Through studying natural language, my research develops computational methodologies that model different dynamics in human morality. You can find descriptions of my research directions below.
Computational inference of societal moral change
Understanding how morals change is crucial for addressing societal challenges and predicting the future dynamics in society. Working with large-scale machine learning algorithms, such as language models and graph neural networks, my research develops frameworks to study the temporal shifts in people’s moral values, and what drives these shifts.

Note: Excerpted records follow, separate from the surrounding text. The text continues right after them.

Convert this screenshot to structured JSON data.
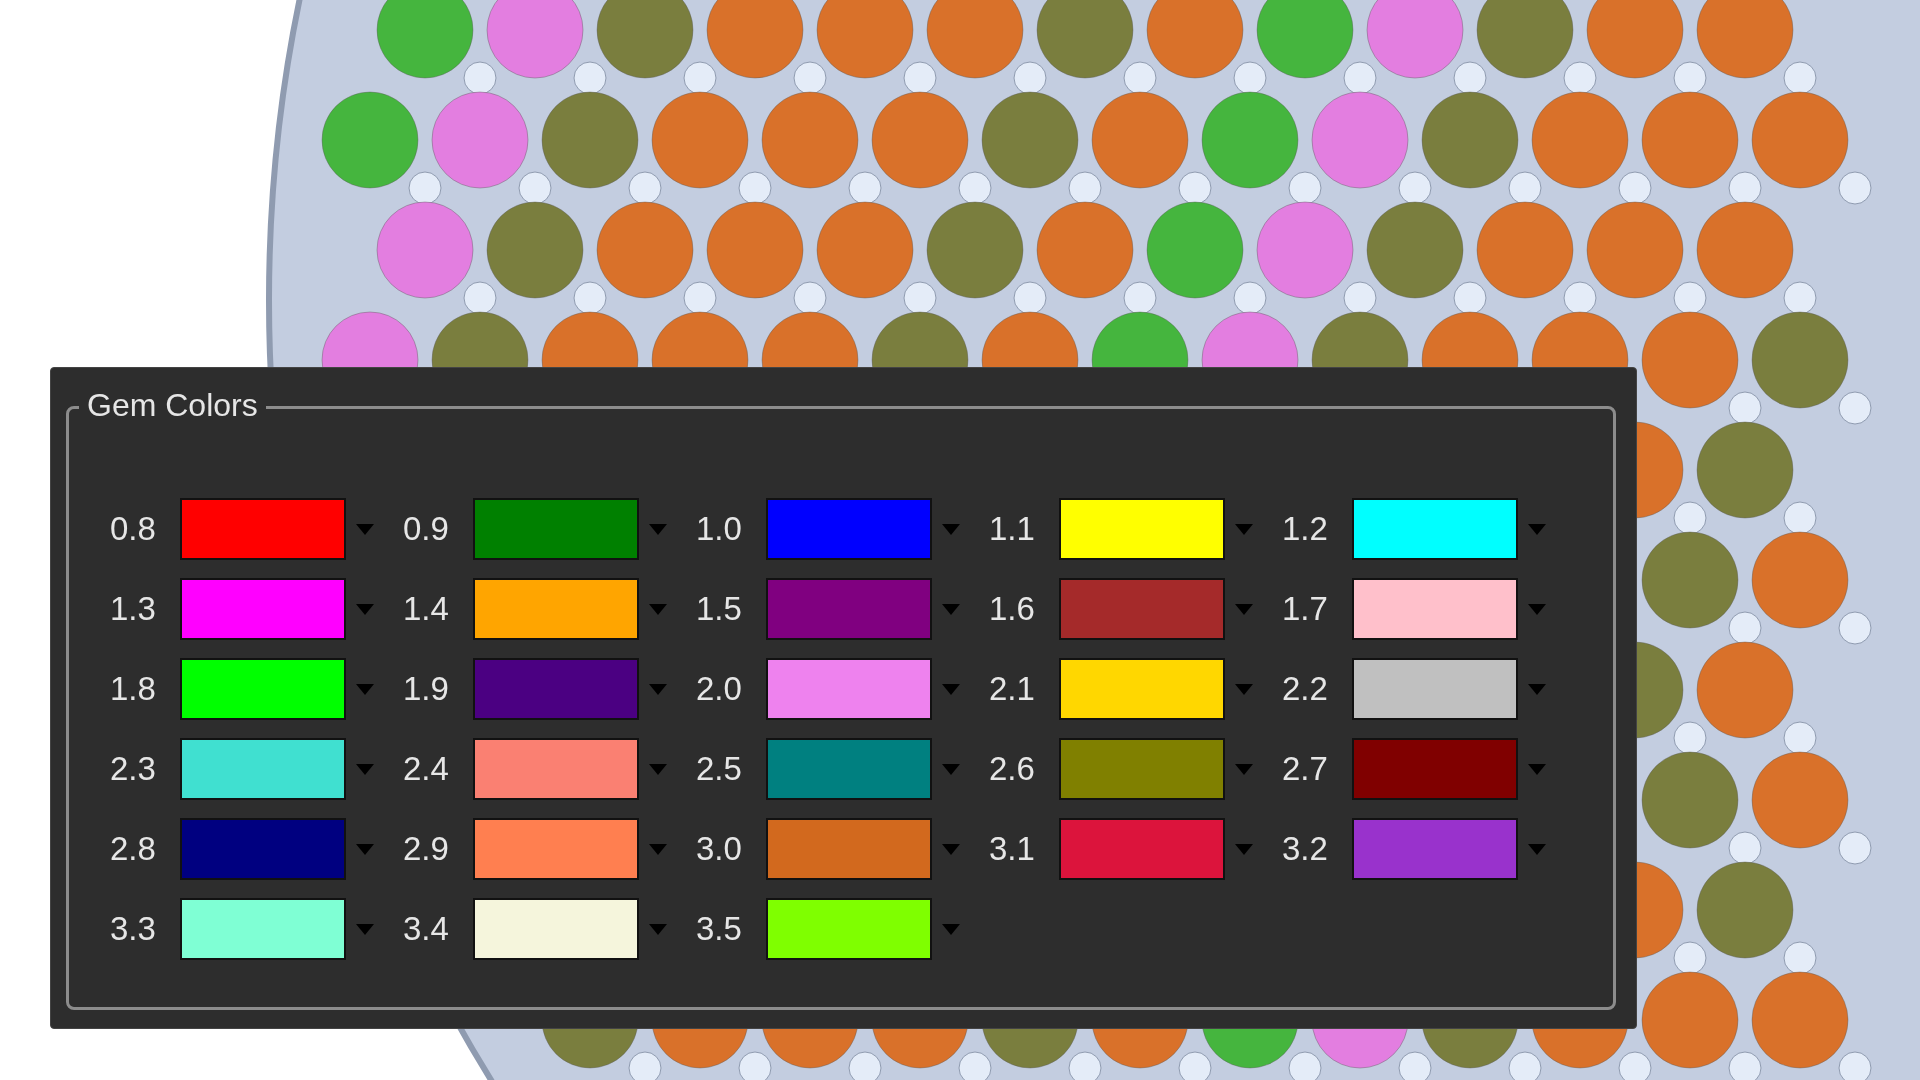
{
  "gem_colors": {
    "title": "Gem Colors",
    "items": [
      {
        "label": "0.8",
        "color": "#ff0000"
      },
      {
        "label": "0.9",
        "color": "#008000"
      },
      {
        "label": "1.0",
        "color": "#0000ff"
      },
      {
        "label": "1.1",
        "color": "#ffff00"
      },
      {
        "label": "1.2",
        "color": "#00ffff"
      },
      {
        "label": "1.3",
        "color": "#ff00ff"
      },
      {
        "label": "1.4",
        "color": "#ffa500"
      },
      {
        "label": "1.5",
        "color": "#800080"
      },
      {
        "label": "1.6",
        "color": "#a52a2a"
      },
      {
        "label": "1.7",
        "color": "#ffc0cb"
      },
      {
        "label": "1.8",
        "color": "#00ff00"
      },
      {
        "label": "1.9",
        "color": "#4b0082"
      },
      {
        "label": "2.0",
        "color": "#ee82ee"
      },
      {
        "label": "2.1",
        "color": "#ffd700"
      },
      {
        "label": "2.2",
        "color": "#c0c0c0"
      },
      {
        "label": "2.3",
        "color": "#40e0d0"
      },
      {
        "label": "2.4",
        "color": "#fa8072"
      },
      {
        "label": "2.5",
        "color": "#008080"
      },
      {
        "label": "2.6",
        "color": "#808000"
      },
      {
        "label": "2.7",
        "color": "#800000"
      },
      {
        "label": "2.8",
        "color": "#000080"
      },
      {
        "label": "2.9",
        "color": "#ff7f50"
      },
      {
        "label": "3.0",
        "color": "#d2691e"
      },
      {
        "label": "3.1",
        "color": "#dc143c"
      },
      {
        "label": "3.2",
        "color": "#9932cc"
      },
      {
        "label": "3.3",
        "color": "#7fffd4"
      },
      {
        "label": "3.4",
        "color": "#f5f5dc"
      },
      {
        "label": "3.5",
        "color": "#7fff00"
      }
    ]
  }
}
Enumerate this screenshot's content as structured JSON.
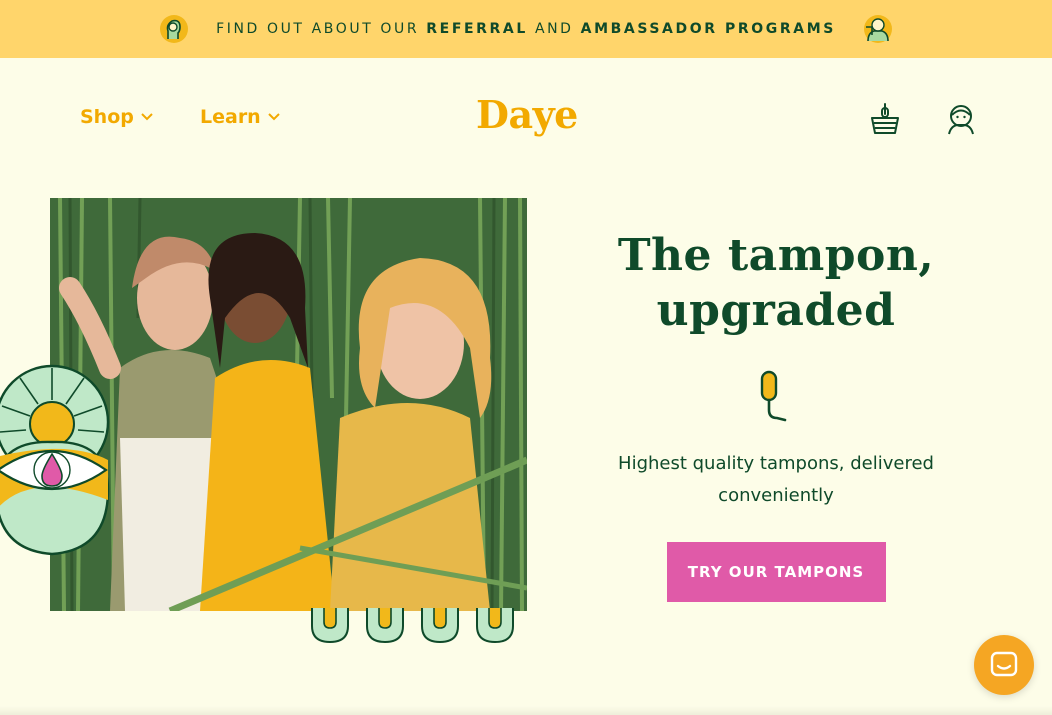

Moral variations in large language models and NLP technologies —— Language models are one of the most exciting advancements in AI and people have started to use them in many different ways. In recent applications, these models have shown the potential to retrieve and describe human moral values. However, the extent of this knowledge is limited, as language models often struggle to capture the nuances in moral values of different cultures and historical settings, leading to misrepresentation of marginalized communities and harmful biases in language generation. My research, thus, studies language models’ performance in various moral scenarios and investigates how their parameters and inner architecture could enable or restrict certain moral and ethical behaviors.
Evolution and acquisition of moral language
I am interested in understanding the origins and the development of moral language in humans. By drawing insights from evolutionary studies, developmental psychology, and computational studies of semantic change, my research examines how humans have developed a moral lexicon over time and how children begin to learn such lexicon to communicate their moral concerns.